Meet the newest member of our board, Mark Bullen, Managing Director at GB Electronics (UK) Ltd (GBE), an electronics design company and manufacturer based on three sites in Worthing, working across a range of sectors including healthcare, life sciences, consumer, power electronics, and cold-chain distribution.
Tell us about GB Electronics and your role there.
GBE is a family business, and I took over in 2003. We had five staff back then. I changed the focus of the company to make it design-led, so we are really getting under the skin of who our end customers are and designing specific products and tailored solutions. We’ve grown a lot in the last five years and now employ 59 people, so that approach has paid off. This has included working with several start-ups, acquiring our sub-contractor and recently starting a Software as a Service (SaaS) business.
Why have you joined the Coastal West Sussex Partnership?
We are in a place now as a company where we can add valuable input to the Coastal West Sussex Partnership, as a rapidly growing employer in the region. It makes sense to be giving something back and for our voice to be heard – and I’m keen to hear from others too.
I want GBE to be the premium produce and software design-led manufacturing company in the south of England. We need to be engaging with local businesses, councils and other partners to get there and we want to be part of the debate. Getting involved will help attract people to our company too.
What are your hopes and aspirations for the region?
I think there is a lot of potential for Coastal West Sussex to be a place people want to work as well as a place they want to live. Worthing is certainly on the up, however there are other towns which need some TLC. It can be difficult to attract people to work on the south coast but there are some great universities and rapidly improving facilities. If there were more companies which were attractive to graduates, then we’d be able to keep more talent in the area and graduates wouldn’t feel they have to go to places like London to work.
Tell us about the approach to skills at GB Electronics.
I think linking up with local colleges and universities is the best way to inspire young people to come and work for you, rather than simply relying on recruitment agencies.
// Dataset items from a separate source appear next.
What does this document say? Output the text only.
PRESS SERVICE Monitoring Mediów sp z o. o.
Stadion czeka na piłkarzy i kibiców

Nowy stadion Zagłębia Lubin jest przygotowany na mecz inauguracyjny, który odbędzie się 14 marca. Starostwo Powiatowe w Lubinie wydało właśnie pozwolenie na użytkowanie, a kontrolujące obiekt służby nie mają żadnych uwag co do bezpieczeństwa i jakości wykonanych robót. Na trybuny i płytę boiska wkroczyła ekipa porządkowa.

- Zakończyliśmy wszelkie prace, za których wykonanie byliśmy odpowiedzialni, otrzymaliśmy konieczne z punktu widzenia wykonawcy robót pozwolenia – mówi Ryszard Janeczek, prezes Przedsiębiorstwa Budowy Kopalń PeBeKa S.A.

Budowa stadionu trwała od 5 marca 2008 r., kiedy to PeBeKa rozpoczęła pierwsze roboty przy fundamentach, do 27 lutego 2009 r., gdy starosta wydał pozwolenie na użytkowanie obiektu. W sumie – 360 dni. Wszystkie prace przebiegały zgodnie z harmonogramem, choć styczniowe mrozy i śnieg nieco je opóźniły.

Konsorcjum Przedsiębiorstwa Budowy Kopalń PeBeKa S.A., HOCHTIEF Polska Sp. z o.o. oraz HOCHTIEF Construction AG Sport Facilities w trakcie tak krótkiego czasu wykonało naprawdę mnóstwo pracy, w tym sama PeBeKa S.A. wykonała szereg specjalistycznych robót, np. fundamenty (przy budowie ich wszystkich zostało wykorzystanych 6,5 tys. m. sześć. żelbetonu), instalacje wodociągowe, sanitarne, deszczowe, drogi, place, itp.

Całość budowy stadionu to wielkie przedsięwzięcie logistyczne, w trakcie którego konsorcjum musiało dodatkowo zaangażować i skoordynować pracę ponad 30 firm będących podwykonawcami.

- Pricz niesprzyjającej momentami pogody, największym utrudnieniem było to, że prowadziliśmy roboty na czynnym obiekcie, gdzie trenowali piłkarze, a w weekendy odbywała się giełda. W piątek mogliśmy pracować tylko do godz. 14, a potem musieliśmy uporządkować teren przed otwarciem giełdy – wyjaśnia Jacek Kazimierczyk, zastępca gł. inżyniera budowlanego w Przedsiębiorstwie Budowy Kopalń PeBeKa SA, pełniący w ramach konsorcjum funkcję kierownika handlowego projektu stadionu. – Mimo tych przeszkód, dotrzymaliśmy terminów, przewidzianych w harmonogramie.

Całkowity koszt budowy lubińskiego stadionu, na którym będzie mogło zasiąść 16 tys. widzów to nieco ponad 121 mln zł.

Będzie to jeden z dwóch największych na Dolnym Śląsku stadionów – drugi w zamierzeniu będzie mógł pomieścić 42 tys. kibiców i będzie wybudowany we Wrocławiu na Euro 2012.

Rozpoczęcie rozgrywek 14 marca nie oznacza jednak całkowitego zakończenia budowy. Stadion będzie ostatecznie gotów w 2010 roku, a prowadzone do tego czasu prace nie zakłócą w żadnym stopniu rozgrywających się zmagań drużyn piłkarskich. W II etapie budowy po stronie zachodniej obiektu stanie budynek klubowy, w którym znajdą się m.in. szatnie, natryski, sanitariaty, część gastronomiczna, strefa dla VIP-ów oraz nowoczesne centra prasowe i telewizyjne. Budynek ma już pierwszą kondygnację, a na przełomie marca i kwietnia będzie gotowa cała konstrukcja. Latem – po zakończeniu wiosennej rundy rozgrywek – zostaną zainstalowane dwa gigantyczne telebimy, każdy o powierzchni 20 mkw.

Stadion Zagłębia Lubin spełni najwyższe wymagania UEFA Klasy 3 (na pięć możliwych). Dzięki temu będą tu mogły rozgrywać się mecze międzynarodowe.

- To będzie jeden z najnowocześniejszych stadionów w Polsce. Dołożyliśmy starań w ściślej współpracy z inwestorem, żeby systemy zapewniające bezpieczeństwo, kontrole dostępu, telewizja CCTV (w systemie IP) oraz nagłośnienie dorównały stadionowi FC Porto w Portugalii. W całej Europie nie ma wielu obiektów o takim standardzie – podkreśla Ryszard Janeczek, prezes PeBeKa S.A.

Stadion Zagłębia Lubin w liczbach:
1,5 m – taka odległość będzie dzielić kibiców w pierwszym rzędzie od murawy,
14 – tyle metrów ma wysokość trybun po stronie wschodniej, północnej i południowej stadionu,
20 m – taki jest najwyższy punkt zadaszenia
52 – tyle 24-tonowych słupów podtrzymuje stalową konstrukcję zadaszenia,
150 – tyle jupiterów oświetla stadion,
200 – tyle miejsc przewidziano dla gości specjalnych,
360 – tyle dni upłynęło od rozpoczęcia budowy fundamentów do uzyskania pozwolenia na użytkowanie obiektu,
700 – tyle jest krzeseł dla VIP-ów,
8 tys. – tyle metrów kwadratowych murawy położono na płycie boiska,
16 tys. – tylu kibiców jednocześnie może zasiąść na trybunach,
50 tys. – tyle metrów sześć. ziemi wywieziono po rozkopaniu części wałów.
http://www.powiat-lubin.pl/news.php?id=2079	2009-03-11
It’s important to make that connection early on. We’ve done a lot of apprenticeship schemes and have nearly completed our first-degree apprenticeships with the University of Chichester. We’ve also taken on a few recent graduates from the University of Brighton (making the most of their STEP-UP program).
I sit on the advisory board at the University of Chichester and we sponsor Worthing College too, where we have our own GBE lab. We go in to do talks with the students about the relevance of what they’re learning and where it could take them, trying to inspire them to use their electronics and science skills to build a career.
I’m also keen on putting current staff back through courses – for example if you’ve got someone who joined at 20 and didn’t go to university before as they didn’t know what they wanted to study then – I think it’s beneficial for them to upskill that way now.
What do you think are the biggest challenges for businesses in the region?
One of the biggest challenges I see is around commercial property. Where is a company like mine going to grow when we just don’t have the space? There is a lot of land sitting there waiting to be developed and empty buildings which landlords don’t want to sell as they want to lease them (or get change of use to residential), but we don’t want a leased building. I’m talking about 15,000 to 23,000 square feet. We don’t want to have to relocate as we have staff who are local to the area who have been with us for years. We should be knocking more of the old empty buildings down and building a new tech centre, for example, rather than another distribution warehouse or trade counter. This is an issue which we have more of a voice on as a member of the Partnership.
The road networks are another challenge – we do a lot of life science work near Portsmouth but the A27 can be very time consuming for our design team to travel on, not to mention delays with couriers; all having a negative impact on productivity. There is also a lot of talk and encouragement from councils on cycling to work but the infrastructure is just not there and it’s dangerous in some places. It needs proper planning and investment to realise the ambitions of this low-carbon travel initiative; at present it is just talk and still dangerous to cycle any distance on the A27 or A259.